Times were different then, when most people went to bed hungry, and parents throttled their children in public without anyone batting an eye. Children were expected to respect their elders, no matter what the adults did or said to them. Children were expected to help out with the chores and do their own sewing when their clothes tore, almost as soon as they’re able to walk.
When Granny one day gave Laurie a pram more fit for the dumps than a dolly, she filled it to the brim with all forms of mud and muck she could find. Her grandmother’s hatred of her gave her reason to hate her back. She was constantly beaten and yelled at by her grandmother and mother, who often complained to friends, family and shopkeepers how troublesome of a child she was. The family were quick to label her the problem child, never questioning what a 3 year old could do to warrant such a harsh title by her own mother.

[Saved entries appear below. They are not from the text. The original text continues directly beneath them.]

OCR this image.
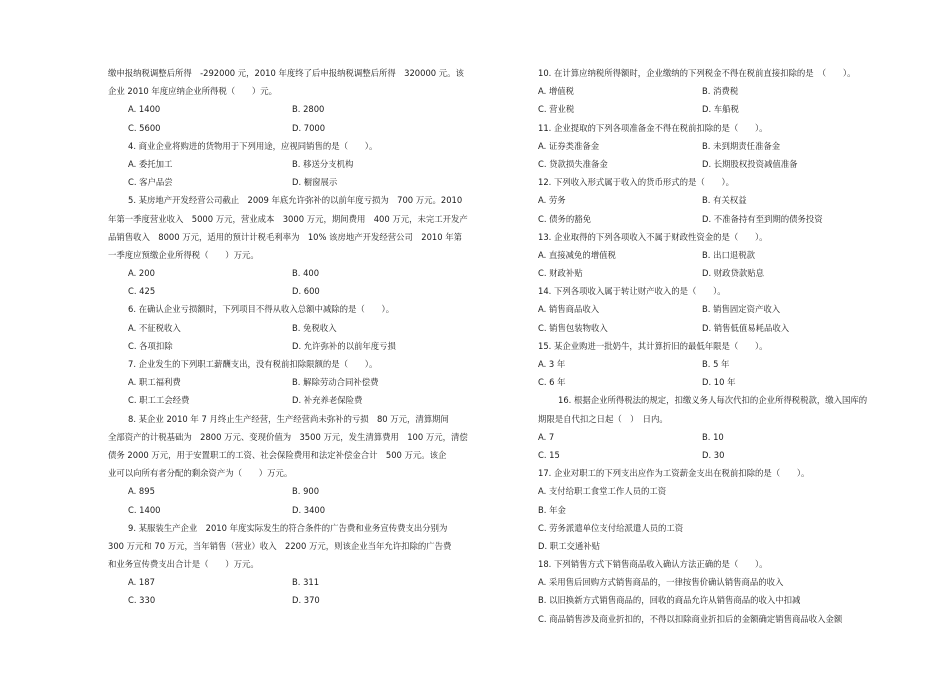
缴申报纳税调整后所得　-292000 元，2010 年度终了后申报纳税调整后所得　320000 元。该
企业 2010 年度应纳企业所得税（　　）元。
A. 1400	B. 2800
C. 5600	D. 7000
4. 商业企业将购进的货物用于下列用途，应视同销售的是（　　）。
A. 委托加工	B. 移送分支机构
C. 客户品尝	D. 橱窗展示
5. 某房地产开发经营公司截止　2009 年底允许弥补的以前年度亏损为　700 万元。2010
年第一季度营业收入　5000 万元，营业成本　3000 万元，期间费用　400 万元，未完工开发产
品销售收入　8000 万元，适用的预计计税毛利率为　10% 该房地产开发经营公司　2010 年第
一季度应预缴企业所得税（　　）万元。
A. 200	B. 400
C. 425	D. 600
6. 在确认企业亏损额时，下列项目不得从收入总额中减除的是（　　）。
A. 不征税收入	B. 免税收入
C. 各项扣除	D. 允许弥补的以前年度亏损
7. 企业发生的下列职工薪酬支出，没有税前扣除限额的是（　　）。
A. 职工福利费	B. 解除劳动合同补偿费
C. 职工工会经费	D. 补充养老保险费
8. 某企业 2010 年 7 月终止生产经营，生产经营尚未弥补的亏损　80 万元，清算期间
全部资产的计税基础为　2800 万元、变现价值为　3500 万元，发生清算费用　100 万元，清偿
债务 2000 万元，用于安置职工的工资、社会保险费用和法定补偿金合计　500 万元。该企
业可以向所有者分配的剩余资产为（　　）万元。
A. 895	B. 900
C. 1400	D. 3400
9. 某服装生产企业　2010 年度实际发生的符合条件的广告费和业务宣传费支出分别为
300 万元和 70 万元，当年销售（营业）收入　2200 万元，则该企业当年允许扣除的广告费
和业务宣传费支出合计是（　　）万元。
A. 187	B. 311
C. 330	D. 370
10. 在计算应纳税所得额时，企业缴纳的下列税金不得在税前直接扣除的是　（　　）。
A. 增值税	B. 消费税
C. 营业税	D. 车船税
11. 企业提取的下列各项准备金不得在税前扣除的是（　　）。
A. 证券类准备金	B. 未到期责任准备金
C. 贷款损失准备金	D. 长期股权投资减值准备
12. 下列收入形式属于收入的货币形式的是（　　）。
A. 劳务	B. 有关权益
C. 债务的豁免	D. 不准备持有至到期的债务投资
13. 企业取得的下列各项收入不属于财政性资金的是（　　）。
A. 直接减免的增值税	B. 出口退税款
C. 财政补贴	D. 财政贷款贴息
14. 下列各项收入属于转让财产收入的是（　　）。
A. 销售商品收入	B. 销售固定资产收入
C. 销售包装物收入	D. 销售低值易耗品收入
15. 某企业购进一批奶牛，其计算折旧的最低年限是（　　）。
A. 3 年	B. 5 年
C. 6 年	D. 10 年
16. 根据企业所得税法的规定，扣缴义务人每次代扣的企业所得税税款，缴入国库的
期限是自代扣之日起（　）　日内。
A. 7	B. 10
C. 15	D. 30
17. 企业对职工的下列支出应作为工资薪金支出在税前扣除的是（　　）。
A. 支付给职工食堂工作人员的工资
B. 年金
C. 劳务派遣单位支付给派遣人员的工资
D. 职工交通补贴
18. 下列销售方式下销售商品收入确认方法正确的是（　　）。
A. 采用售后回购方式销售商品的，一律按售价确认销售商品的收入
B. 以旧换新方式销售商品的，回收的商品允许从销售商品的收入中扣减
C. 商品销售涉及商业折扣的，不得以扣除商业折扣后的金额确定销售商品收入金额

Laurie was so unloved and starved for affection, that when she turned 4 and finally met Uncle Andrew, who loved her, she latched on with all her might, for here was someone who didn’t see her as a dirty, fat, ugly child who was incapable of being loved. He gave her gifts, sweets, he spoke lovingly to her, he was all she needed in her life.

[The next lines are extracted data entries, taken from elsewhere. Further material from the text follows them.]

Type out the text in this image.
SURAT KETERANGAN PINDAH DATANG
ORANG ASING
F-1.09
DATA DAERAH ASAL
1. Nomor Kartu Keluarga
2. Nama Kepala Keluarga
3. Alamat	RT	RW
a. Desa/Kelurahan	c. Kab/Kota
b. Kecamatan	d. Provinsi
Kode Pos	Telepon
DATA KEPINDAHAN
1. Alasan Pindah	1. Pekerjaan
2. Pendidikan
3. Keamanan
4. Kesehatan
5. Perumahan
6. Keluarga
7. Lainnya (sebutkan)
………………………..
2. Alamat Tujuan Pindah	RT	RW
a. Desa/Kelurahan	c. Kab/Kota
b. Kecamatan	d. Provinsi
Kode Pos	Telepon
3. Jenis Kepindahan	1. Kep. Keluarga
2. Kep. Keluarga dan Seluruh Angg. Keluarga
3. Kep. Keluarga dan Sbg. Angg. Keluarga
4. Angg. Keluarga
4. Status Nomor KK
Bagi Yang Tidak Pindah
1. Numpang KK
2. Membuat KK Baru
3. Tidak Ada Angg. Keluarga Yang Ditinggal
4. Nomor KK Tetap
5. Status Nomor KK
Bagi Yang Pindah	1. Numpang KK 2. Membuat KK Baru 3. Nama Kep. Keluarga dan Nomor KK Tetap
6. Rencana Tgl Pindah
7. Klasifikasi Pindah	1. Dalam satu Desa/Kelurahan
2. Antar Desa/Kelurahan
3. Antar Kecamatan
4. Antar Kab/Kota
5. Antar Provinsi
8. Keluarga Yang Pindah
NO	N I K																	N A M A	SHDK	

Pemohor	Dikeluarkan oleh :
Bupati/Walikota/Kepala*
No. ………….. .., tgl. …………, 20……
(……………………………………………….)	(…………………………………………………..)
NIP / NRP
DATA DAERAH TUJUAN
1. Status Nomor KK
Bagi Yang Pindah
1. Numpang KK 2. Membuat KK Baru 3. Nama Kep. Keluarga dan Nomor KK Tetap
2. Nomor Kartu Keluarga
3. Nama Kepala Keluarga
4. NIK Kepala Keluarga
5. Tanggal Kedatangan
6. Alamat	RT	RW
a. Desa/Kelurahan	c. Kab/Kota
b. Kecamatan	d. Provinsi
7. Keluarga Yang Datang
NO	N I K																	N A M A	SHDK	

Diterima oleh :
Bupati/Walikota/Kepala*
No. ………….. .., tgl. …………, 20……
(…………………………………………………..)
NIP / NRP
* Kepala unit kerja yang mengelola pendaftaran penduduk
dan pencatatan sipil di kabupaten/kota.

Uncle Andrew was seen as the golden boy amongst the family, for he was handsome and worked in the army. He was known to love children. He would constantly search the room for her, give her a smile, a wink, a grin, anything. He acknowledged her. And she thrived on that. But he knew what he was doing.
He visited often, and offered to babysit Laurie whenever he could. He would initiate play with her. When he played horsie with her, his hands were all over her whenever she got on or off. Even when she sat in his lap and they talked he would be stroking her. He was grooming her. When there were people around, they played the same games, without the sexual context.
One day he took it further and hurt her, but he apologized, and bought her plenty more gifts. In her young mind, she thought it was a good thing because he gave her many gifts in return. No one had ever apologized after hurting her.
A first sleepover at the age of 6 reinforced her view that this form of abuse was normal as her friend was sexually abused throughout the night by her own family. Laurie never went back to that house.
The abuse escalated as Andrew would bring a friend to have private sessions and at one time taking her to a party where multiple men took turns taking pictures of her in various states of undress, and acted out various forms of abuse. They had a system, and it was meticulous. She did not like the strangers touching her but complied due to her fear of angering Andrew and making him leave her. He had total control of her and for the next few years sent her through a horrific journey of degradation and perversity.
Laurie’s book is a like a can of worms. It drags out the depravity and cruelty of humans that put young boys and girls through terrible and horrific experiences. When Andrew loans her out to a group of ritual abusers, she’s exposed to even more horrors. Forced to eat her own maggot covered vomit, undergo blood sacrifices, she and other children like her endured psychological, emotional, physical and sexual abuse for the fantasies of masked men and women.
When her mother gave birth to another baby girl, she saw the shift of attention in Andrew, and hated the idea of him loving her sister. Laurie began to hate her sister but she was still clinging onto her uncle, even if she felt disgust whenever he climbed into bed with her. He was all she had that got her through the abuse she endured elsewhere. But she soon began to fear for her sister, horrified by what he would and will do to her, and she began to do whatever she could think of to keep his eyes off her baby sister.
Her book explains a lot on how abusers pick out victims, why victims often stay silent, how society often allows extreme cases of abuse to go on undetected or ignored. Abusers know to find the lost, the lonely, the troubled or difficult and they imprint on them, as these victims often have nothing and will cling to anything or anyone that might provide some form of security, no matter the cost. Society’s lack of knowledge and willingness to speak out on issues like this are what gives these men and women the ability to act out these organised crimes for so many years.
Pedophilia is not something new. And harrowing cases like Laurie’s go unnoticed in broad daylight. I would like to believe that we are more careful and alert to signs of abuse today, but we also need some clear cut guidelines on how to detect the subtle actions and behaviours of possible abusers. However, it is a thin line that we are treading because we also cannot allow it to become a witch hunt.
The psychological, emotional and sometimes physical trauma takes years to heal or sometimes never will. Laurie Matthews is one of the luckier ones.